I tried to analyze the issue, and I found that it might be caused by this commit:
commit dad50f677c42de207168a3f08982ba23c9fc6720
bufmgr: Acquire and clean victim buffer separately
Thanks for looking into it!
...
With debug logging added in this code within ExtendBufferedRelLocal(): if (found) { BufferDesc *existing_hdr = GetLocalBufferDescriptor(hresult->id); uint32 buf_state;
buf_state = pg_atomic_read_u32(&existing_hdr->state); Assert(buf_state & BM_TAG_VALID); Assert(!(buf_state & BM_DIRTY)); buf_state &= BM_VALID; pg_atomic_unlocked_write_u32(&existing_hdr->state, buf_state); ... I see that it reached for the second INSERT (and NOSPC error) with existing_hdr->state == 0x2040000, but for the third INSERT I observe state == 0x0.

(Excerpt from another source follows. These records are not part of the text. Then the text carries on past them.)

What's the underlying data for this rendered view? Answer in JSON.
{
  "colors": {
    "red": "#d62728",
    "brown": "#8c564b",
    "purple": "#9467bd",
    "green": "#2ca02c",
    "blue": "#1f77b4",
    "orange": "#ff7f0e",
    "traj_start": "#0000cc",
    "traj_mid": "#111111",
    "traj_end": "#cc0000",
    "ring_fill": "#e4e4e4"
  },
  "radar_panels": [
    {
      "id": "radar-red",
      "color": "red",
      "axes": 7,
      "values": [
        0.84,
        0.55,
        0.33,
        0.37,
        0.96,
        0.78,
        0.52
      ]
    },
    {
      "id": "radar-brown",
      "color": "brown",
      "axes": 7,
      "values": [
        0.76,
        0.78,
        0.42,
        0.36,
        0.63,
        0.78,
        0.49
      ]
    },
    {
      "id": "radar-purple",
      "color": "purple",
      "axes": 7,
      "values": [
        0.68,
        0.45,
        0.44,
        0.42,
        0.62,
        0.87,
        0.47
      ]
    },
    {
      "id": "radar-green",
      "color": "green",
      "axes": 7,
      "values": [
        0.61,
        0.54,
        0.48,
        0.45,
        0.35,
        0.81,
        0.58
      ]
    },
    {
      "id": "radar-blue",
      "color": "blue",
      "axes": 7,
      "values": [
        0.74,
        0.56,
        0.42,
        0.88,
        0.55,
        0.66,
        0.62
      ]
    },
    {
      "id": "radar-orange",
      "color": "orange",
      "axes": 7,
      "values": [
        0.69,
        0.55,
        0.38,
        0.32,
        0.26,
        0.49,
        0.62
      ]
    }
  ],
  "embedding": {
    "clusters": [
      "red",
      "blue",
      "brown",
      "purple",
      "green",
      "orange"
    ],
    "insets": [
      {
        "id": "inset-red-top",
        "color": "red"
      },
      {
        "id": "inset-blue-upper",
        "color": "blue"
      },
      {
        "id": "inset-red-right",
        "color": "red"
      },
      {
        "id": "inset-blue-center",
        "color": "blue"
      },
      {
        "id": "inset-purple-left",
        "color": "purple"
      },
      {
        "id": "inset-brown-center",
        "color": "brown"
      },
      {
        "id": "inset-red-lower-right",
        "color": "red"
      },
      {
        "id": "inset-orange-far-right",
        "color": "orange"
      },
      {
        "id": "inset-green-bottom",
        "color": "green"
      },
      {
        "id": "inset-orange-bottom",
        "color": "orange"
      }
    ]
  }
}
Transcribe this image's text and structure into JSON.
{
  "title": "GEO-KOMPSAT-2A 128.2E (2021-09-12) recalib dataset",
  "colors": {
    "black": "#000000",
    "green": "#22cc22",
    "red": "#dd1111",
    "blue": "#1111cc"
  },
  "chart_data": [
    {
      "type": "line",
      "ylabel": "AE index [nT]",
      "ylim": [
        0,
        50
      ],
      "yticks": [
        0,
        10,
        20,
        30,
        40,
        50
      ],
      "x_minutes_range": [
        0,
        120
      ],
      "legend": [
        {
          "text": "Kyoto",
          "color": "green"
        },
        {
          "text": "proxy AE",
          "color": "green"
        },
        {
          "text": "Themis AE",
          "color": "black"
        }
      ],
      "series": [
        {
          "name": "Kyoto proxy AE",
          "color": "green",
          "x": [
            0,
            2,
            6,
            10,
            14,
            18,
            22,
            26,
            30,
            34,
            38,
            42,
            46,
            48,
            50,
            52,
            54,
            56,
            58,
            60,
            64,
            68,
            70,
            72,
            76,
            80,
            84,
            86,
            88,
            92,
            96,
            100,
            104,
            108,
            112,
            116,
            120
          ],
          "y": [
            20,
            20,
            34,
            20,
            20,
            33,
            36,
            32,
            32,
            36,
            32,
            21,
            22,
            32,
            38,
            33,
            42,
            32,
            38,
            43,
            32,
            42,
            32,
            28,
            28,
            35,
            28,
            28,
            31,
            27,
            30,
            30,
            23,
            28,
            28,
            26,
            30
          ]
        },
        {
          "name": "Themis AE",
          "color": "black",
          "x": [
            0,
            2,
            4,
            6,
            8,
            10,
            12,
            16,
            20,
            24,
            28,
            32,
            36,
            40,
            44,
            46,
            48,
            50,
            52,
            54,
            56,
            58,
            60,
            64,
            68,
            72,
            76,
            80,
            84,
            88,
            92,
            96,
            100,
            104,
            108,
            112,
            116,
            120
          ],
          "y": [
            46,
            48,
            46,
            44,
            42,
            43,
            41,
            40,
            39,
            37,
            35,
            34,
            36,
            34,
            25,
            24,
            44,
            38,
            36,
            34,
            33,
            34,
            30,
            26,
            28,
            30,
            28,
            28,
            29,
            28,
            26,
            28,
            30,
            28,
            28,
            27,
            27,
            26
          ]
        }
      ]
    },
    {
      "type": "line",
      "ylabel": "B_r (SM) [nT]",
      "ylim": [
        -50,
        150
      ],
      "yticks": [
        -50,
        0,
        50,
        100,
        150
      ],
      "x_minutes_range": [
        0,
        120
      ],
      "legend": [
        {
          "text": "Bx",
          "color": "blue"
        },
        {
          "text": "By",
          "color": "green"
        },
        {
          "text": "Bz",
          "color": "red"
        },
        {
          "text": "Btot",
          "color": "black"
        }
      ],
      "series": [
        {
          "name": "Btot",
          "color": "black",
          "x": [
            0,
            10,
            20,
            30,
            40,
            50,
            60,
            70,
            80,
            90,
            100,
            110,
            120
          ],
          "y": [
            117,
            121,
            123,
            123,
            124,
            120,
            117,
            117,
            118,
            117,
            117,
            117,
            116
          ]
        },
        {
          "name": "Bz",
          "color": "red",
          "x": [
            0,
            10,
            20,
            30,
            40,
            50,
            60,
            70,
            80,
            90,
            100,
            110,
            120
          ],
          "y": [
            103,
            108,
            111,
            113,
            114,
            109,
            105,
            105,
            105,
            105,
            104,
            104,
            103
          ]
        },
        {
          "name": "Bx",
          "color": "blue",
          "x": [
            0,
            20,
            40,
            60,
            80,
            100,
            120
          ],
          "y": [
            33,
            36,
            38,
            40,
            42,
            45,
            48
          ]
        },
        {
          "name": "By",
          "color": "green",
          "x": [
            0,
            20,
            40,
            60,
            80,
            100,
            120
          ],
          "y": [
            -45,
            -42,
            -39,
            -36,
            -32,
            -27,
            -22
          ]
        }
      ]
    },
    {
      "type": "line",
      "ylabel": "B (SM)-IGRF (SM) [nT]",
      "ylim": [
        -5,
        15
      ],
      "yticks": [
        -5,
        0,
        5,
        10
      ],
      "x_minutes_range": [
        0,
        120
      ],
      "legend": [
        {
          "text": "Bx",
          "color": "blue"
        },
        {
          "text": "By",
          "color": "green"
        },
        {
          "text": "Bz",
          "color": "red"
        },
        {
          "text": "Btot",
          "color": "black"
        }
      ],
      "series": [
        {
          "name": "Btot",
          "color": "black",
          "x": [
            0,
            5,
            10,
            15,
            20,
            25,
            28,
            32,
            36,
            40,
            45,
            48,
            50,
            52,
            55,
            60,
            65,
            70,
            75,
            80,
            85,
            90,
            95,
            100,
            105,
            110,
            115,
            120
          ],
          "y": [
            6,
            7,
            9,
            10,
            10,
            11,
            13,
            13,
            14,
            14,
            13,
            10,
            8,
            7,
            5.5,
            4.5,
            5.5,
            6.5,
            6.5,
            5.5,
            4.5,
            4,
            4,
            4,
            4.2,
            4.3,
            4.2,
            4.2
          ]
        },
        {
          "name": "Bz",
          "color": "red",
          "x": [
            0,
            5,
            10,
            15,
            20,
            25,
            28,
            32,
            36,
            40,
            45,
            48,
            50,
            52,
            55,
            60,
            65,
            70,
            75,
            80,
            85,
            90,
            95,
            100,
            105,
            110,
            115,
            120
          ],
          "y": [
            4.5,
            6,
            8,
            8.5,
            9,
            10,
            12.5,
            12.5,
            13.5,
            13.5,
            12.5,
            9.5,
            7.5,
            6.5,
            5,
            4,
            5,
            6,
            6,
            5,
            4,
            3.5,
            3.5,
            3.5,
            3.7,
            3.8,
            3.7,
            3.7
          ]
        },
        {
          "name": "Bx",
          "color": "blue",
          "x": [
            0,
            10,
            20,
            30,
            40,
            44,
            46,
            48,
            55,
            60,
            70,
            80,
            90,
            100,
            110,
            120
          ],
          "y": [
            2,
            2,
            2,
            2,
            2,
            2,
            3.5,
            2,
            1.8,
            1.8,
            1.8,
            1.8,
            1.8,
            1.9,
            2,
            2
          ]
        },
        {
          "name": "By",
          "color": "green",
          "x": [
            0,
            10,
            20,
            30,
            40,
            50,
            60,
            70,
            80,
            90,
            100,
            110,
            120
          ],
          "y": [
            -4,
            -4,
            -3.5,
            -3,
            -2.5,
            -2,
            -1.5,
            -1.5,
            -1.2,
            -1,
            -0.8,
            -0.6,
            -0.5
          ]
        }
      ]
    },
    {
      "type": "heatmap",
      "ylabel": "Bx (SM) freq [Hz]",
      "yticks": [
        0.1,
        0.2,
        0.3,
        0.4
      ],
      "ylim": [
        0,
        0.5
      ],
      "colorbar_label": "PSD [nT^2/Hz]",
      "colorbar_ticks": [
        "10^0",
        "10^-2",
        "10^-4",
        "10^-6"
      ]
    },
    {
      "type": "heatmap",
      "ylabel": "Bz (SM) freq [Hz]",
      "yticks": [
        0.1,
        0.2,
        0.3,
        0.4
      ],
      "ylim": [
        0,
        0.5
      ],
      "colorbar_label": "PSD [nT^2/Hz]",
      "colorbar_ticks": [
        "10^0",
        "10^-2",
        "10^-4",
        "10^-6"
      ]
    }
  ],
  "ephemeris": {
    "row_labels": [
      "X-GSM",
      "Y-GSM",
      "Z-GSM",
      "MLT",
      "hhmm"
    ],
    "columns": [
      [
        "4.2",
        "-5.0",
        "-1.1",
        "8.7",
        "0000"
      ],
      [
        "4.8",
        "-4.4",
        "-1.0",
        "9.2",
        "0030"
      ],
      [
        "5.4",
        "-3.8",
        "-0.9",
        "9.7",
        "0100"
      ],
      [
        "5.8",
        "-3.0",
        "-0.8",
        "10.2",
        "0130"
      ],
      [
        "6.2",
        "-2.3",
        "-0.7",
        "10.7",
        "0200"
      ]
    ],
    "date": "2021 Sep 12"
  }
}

I wonder, if "buf_state &= BM_VALID" is a typo here, maybe it supposed to be "buf_state &= ~BM_VALID" as in ExtendBufferedRelShared()...
Yeah, that's true. I analyze this issue again, and I think the root cause is the " buf_state &= BM_VALID" .
In my report issue, buf_state & BM_VALID is true, but buf_state & BM_TAG_VALID is false. This situation is impossible.
It can't happen that the data in the local buffer pool is valid, but LocalBufHash has no entry.
I modified v1 patch, and attached v2 patch should fix the above issues.